Eine Vergewaltigung bedeutet für jeder Frau eine massive Verletzung ihrer körperlichen Unversehrtheit im sensiblen Bereich ihrer sexuellen Selbstbestimmung.

In besonders schweren Fällen, wenn eine Vergewaltigung mit dem Einsatz einer Waffe durchgesetzt wird, sieht das Gesetz eine Haftstrafe von bis zu zehn Jahren vor.

326 Vergewaltigungen sind in Schleswig-Holstein im vorigen Jahr laut Innenministerium angezeigt worden. Bundesweit waren es um die 12.000 Taten. Die Dunkelziffer liegt schätzungsweise 20-mal höher.

Neuesten Forschungen der Polizei zufolge ist es sinnvoll, dass Frauen sich bei einer Vergewaltigung auch in scheinbar aussichtslosen Situationen massiv und lautstark wehren.

Der Leiter des Instituts für Rechtsmedizin am Universitätsklinikum Schleswig Holstein (UKSH), Professor Hans-Jürgen Kaatsch habe ihm versichert, mit seinem Team Schulungen der Ärzte an den Krankenhäuser vornehmen zu können, sagt Dudda. Die Lagerung der sichergestellten Körperspuren könnten mit einem chiffrierten Code fachgerecht an den beiden UKSH-Standorten in Lübeck und Kiel erfolgen. „Die Hoheit über die Chiffre soll jedoch das Opfer haben“, so Dudda.

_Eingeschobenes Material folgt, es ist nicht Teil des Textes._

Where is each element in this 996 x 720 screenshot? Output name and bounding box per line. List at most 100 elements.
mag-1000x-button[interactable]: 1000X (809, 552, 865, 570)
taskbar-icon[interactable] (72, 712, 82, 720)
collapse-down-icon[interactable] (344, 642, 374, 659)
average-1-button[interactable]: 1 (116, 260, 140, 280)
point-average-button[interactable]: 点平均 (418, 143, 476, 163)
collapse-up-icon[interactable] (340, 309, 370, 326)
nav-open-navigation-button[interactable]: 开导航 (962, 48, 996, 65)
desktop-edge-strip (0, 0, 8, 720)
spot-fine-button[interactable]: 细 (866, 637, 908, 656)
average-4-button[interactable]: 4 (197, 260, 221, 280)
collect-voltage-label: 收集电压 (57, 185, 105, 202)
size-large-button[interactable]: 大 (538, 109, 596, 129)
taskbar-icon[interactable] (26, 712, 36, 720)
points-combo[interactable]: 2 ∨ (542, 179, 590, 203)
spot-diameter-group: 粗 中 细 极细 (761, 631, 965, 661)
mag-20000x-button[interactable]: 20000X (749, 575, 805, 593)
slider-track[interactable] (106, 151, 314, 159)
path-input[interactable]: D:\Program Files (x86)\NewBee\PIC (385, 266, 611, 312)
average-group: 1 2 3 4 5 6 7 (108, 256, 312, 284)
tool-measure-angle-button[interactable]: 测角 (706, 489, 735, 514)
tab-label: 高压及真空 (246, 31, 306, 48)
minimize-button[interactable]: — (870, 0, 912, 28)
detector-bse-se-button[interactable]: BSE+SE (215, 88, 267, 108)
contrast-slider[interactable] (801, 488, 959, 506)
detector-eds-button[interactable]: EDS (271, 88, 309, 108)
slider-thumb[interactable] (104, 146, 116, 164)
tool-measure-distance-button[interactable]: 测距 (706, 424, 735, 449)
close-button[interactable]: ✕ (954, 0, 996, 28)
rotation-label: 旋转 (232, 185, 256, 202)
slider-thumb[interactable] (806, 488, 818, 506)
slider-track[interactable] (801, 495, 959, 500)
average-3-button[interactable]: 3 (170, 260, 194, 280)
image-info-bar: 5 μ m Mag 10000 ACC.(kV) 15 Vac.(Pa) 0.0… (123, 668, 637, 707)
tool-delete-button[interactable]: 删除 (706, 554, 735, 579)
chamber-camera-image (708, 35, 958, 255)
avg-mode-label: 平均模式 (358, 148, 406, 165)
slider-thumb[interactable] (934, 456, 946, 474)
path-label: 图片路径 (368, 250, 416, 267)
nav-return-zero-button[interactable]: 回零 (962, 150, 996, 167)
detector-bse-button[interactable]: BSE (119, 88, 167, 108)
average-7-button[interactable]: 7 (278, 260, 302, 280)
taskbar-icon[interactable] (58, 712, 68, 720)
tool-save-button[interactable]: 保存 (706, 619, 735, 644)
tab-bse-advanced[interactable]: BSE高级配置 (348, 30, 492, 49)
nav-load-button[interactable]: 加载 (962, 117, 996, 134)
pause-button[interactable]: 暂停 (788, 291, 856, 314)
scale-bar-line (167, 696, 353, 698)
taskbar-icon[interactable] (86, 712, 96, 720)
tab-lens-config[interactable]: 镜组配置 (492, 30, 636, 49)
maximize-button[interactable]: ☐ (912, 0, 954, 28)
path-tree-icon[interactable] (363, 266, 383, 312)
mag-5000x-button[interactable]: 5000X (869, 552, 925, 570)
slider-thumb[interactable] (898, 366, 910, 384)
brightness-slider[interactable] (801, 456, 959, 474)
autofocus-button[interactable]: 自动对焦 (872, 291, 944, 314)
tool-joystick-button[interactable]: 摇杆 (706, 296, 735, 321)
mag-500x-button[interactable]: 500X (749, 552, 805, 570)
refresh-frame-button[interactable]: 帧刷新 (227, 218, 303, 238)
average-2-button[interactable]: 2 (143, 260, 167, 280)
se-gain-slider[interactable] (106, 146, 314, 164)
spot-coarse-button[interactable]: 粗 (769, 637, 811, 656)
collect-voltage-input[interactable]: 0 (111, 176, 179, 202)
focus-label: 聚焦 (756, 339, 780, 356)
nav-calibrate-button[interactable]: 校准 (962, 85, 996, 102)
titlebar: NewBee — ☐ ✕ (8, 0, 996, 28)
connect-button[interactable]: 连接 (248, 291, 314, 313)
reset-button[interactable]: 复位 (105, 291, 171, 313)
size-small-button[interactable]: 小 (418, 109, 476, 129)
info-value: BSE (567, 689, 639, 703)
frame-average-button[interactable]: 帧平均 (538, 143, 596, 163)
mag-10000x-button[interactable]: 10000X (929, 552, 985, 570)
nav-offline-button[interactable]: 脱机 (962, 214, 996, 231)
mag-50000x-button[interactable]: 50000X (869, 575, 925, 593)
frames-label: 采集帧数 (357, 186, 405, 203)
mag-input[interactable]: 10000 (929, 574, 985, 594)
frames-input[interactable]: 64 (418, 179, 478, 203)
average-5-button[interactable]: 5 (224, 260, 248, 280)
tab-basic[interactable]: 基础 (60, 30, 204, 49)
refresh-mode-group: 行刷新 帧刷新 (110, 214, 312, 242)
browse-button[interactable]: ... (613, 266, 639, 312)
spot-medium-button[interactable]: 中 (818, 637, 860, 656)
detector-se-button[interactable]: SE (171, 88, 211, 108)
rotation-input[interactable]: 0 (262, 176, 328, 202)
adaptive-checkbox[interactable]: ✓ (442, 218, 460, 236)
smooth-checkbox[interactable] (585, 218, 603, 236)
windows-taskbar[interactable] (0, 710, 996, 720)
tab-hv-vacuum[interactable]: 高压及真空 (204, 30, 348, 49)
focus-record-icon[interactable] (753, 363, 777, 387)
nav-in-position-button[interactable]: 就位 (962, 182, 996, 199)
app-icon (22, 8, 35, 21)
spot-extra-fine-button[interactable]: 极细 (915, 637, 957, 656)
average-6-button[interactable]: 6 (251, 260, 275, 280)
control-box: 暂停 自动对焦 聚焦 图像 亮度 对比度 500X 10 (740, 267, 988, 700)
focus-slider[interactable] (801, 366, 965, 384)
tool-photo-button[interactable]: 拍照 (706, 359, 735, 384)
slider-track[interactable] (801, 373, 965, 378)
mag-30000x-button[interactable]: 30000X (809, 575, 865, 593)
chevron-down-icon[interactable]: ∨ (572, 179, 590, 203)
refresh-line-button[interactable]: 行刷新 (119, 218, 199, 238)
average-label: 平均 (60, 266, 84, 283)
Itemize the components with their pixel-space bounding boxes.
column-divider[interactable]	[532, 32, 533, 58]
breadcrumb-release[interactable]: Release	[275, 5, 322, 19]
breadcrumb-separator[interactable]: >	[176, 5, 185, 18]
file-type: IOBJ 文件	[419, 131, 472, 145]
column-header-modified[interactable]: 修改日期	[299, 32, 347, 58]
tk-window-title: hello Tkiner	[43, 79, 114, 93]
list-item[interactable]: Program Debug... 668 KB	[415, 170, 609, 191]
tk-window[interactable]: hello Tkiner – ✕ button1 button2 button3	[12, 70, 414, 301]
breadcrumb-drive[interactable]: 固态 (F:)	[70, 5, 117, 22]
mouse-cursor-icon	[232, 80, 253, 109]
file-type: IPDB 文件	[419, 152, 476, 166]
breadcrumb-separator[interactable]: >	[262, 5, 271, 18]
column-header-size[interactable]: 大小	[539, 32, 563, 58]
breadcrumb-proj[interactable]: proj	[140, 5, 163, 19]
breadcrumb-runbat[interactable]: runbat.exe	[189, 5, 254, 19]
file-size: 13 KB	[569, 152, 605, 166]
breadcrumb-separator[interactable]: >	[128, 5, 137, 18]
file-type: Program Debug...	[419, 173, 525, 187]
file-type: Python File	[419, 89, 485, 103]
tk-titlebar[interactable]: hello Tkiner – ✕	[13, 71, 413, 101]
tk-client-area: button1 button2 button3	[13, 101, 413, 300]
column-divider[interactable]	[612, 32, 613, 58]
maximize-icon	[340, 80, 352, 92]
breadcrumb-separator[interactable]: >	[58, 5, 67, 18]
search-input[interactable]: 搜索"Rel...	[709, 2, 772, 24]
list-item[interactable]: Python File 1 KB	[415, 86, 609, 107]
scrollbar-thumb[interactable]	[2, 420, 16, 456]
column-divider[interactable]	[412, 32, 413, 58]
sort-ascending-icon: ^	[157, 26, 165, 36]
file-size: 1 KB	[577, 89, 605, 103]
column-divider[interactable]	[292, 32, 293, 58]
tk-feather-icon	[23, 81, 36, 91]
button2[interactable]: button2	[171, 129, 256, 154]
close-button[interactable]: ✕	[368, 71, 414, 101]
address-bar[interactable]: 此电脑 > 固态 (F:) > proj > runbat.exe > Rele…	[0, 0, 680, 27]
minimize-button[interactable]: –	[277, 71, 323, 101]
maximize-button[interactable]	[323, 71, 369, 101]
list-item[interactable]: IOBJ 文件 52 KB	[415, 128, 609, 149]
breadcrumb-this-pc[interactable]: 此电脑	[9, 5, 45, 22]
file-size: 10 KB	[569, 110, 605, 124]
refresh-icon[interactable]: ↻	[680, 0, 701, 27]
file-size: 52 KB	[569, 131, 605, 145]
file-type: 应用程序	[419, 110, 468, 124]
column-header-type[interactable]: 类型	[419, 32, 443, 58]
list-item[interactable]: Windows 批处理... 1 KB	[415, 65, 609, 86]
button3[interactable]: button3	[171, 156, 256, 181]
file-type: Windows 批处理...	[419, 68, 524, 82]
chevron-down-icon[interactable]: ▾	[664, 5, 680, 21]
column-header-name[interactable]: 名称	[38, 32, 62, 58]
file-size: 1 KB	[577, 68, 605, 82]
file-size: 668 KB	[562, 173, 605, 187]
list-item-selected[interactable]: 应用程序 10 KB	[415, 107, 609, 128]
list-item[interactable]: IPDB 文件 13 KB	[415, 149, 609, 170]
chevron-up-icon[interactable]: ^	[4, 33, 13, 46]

„Die Möglichkeit der anonymen Spurensicherung schließt also die Gerechtigkeitslücke“, sagt Dudda. „Wie viel leichter könnte ein Vergewaltigungsopfer in ein Strafverfahren gehen, wenn es weiß, dass seine Tatdarstellung durch gesicherte Spuren untermauert sind.“

Die anonyme Spurensicherung und lagerung erleichtert es auch Frauen, Vergewaltiger, die aus dem persönlichen Umfeld stammen – was immerhin in mehr 66 Prozent der Täter der Fall ist –, erst später anzuzeigen und vor Gericht zu bringen. „Dann ist genügend Zeit gewesen, den sozialen Rückzug zu organisieren“, sagt Dudda, „so dass nicht auf einen Schlag das gesamte soziale Gefüge einstürzt.“

Auch Ministeriumsprecher Strutz-Pindor hält eine „lebensnahe Lösung“ für unverzichtbar. „Über die gesicherten Spuren muss allein das Opfer entscheiden, was damit geschieht“, sagt er.